Hunk comments are optional. If a live Hunk session exists, verifier findings may be published there. If not, continue with the report only.
Output Format
## OpenSpec Current-Scope Review: <change>
**Scope:** <changed files reviewed; completed tasks reviewed>
**Progress:** <N>/<M> tasks complete. Remaining tasks are not evaluated yet.
### What Looks Good
- <brief positives, if any>
### Findings
#### Blocking
- <file:line> <issue, evidence, requested fix>
#### Non-blocking / Notes
- <optional observations, progress notes, reuse opportunities, consistency/cleanliness improvements, or future-task reminders>
### Reuse, Consistency, and Cleanliness
- <whether the implementation reuses existing code/components/styles appropriately>
- <notable duplication, unused code/CSS, naming/style inconsistencies, or cleanup opportunities>
### OpenSpec Alignment
- <how the current slice aligns with proposal/design/spec/tasks>
- <any artifact drift or premature task completion>
### Validation
- <commands run and results, or why skipped>
VERDICT: PASS | FAIL
Use VERDICT: PASS when there are no blocking findings for the current reviewed slice.
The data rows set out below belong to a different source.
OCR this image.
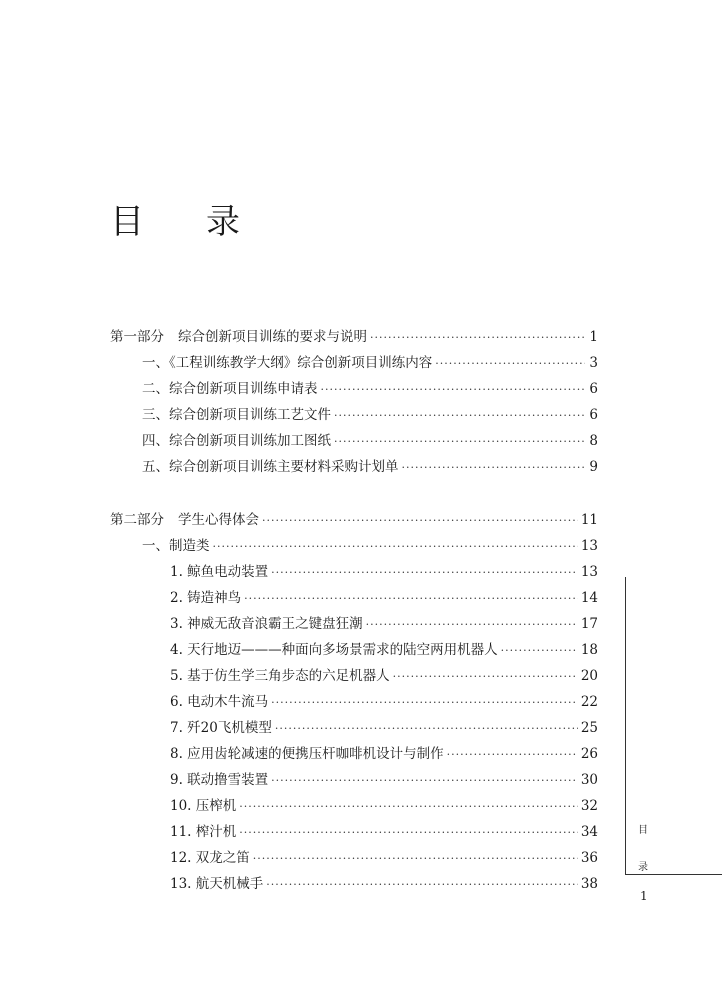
目 录
第一部分 综合创新项目训练的要求与说明 ·····	1
一、《工程训练教学大纲》综合创新项目训练内容 ·····	3
二、综合创新项目训练申请表 ·····	6
三、综合创新项目训练工艺文件 ·····	6
四、综合创新项目训练加工图纸 ·····	8
五、综合创新项目训练主要材料采购计划单 ·····	9
第二部分 学生心得体会 ·····	11
一、制造类 ·····	13
1. 鲸鱼电动装置 ·····	13
2. 铸造神鸟 ·····	14
3. 神威无敌音浪霸王之键盘狂潮 ·····	17
4. 天行地迈———种面向多场景需求的陆空两用机器人 ·····	18
5. 基于仿生学三角步态的六足机器人 ·····	20
6. 电动木牛流马 ·····	22
7. 歼20飞机模型 ·····	25
8. 应用齿轮减速的便携压杆咖啡机设计与制作 ·····	26
9. 联动撸雪装置 ·····	30
10. 压榨机 ·····	32
11. 榨汁机 ·····	34
12. 双龙之笛 ·····	36
13. 航天机械手 ·····	38
目
录
1
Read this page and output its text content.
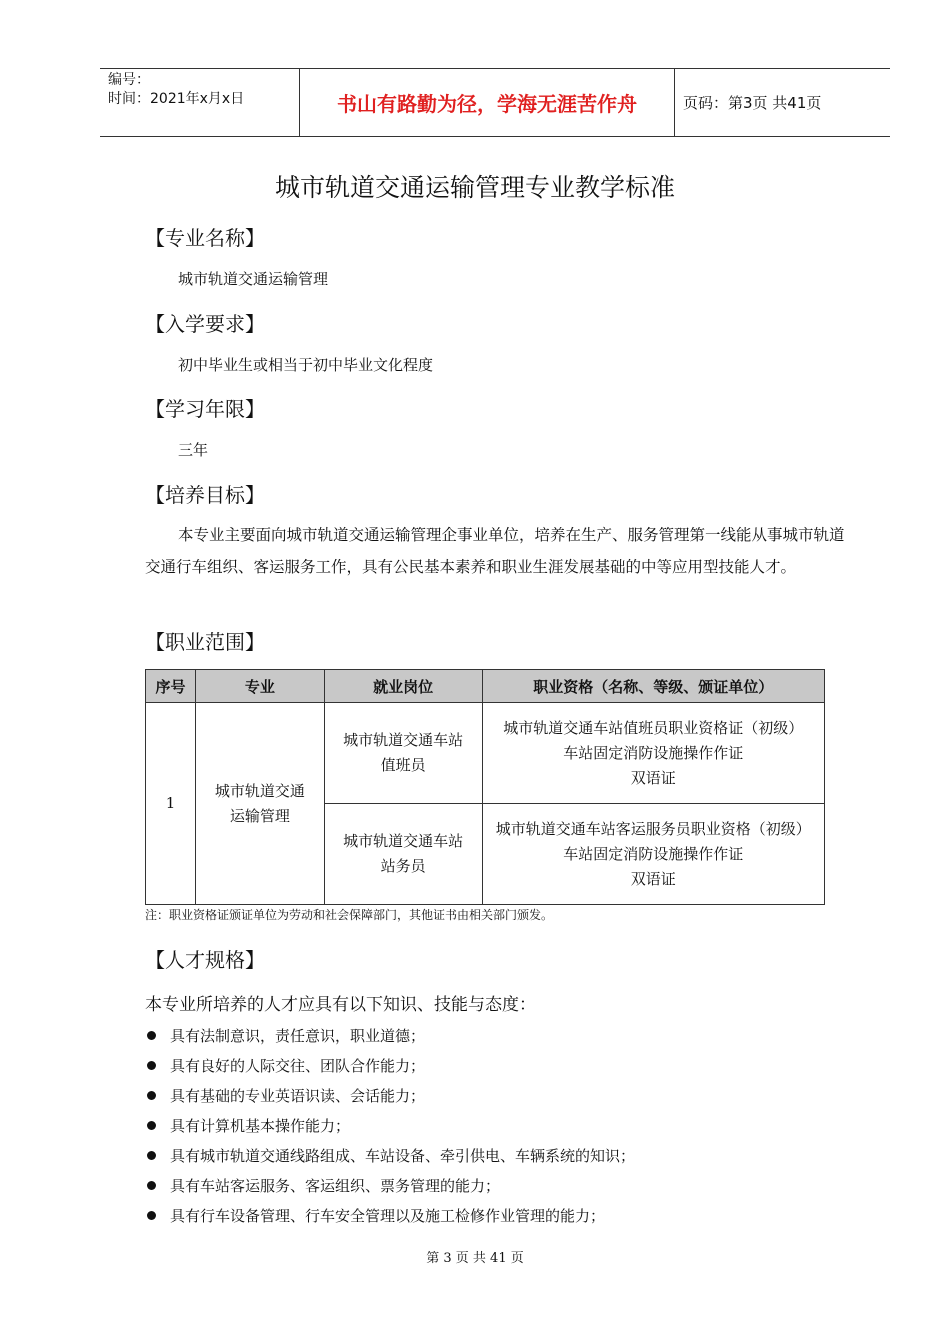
编号：
时间：2021年x月x日	书山有路勤为径，学海无涯苦作舟	页码：第3页 共41页
城市轨道交通运输管理专业教学标准
【专业名称】
城市轨道交通运输管理
【入学要求】
初中毕业生或相当于初中毕业文化程度
【学习年限】
三年
【培养目标】
本专业主要面向城市轨道交通运输管理企事业单位，培养在生产、服务管理第一线能从事城市轨道交通行车组织、客运服务工作，具有公民基本素养和职业生涯发展基础的中等应用型技能人才。
【职业范围】
序号	专业	就业岗位	职业资格（名称、等级、颁证单位）
1	城市轨道交通运输管理	城市轨道交通车站值班员	城市轨道交通车站值班员职业资格证（初级）
车站固定消防设施操作作证
双语证

		城市轨道交通车站站务员	城市轨道交通车站客运服务员职业资格（初级）
车站固定消防设施操作作证
双语证
注：职业资格证颁证单位为劳动和社会保障部门，其他证书由相关部门颁发。
【人才规格】
本专业所培养的人才应具有以下知识、技能与态度：
具有法制意识，责任意识，职业道德；
具有良好的人际交往、团队合作能力；
具有基础的专业英语识读、会话能力；
具有计算机基本操作能力；
具有城市轨道交通线路组成、车站设备、牵引供电、车辆系统的知识；
具有车站客运服务、客运组织、票务管理的能力；
具有行车设备管理、行车安全管理以及施工检修作业管理的能力；
第 3 页 共 41 页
Use VERDICT: FAIL only when there are concrete blocking findings to fix now.
Guardrails
- Read-only review: do not edit files, mark tasks, or apply fixes while using this skill.
- Do not report incomplete future tasks as errors.
- Do not claim archive readiness unless OpenSpec reports all required tasks complete and the review covered the full implemented scope.
- Do not treat cached or generated summaries as authoritative. Exact files, diffs, OpenSpec CLI output, policy files, and safe command output are authoritative.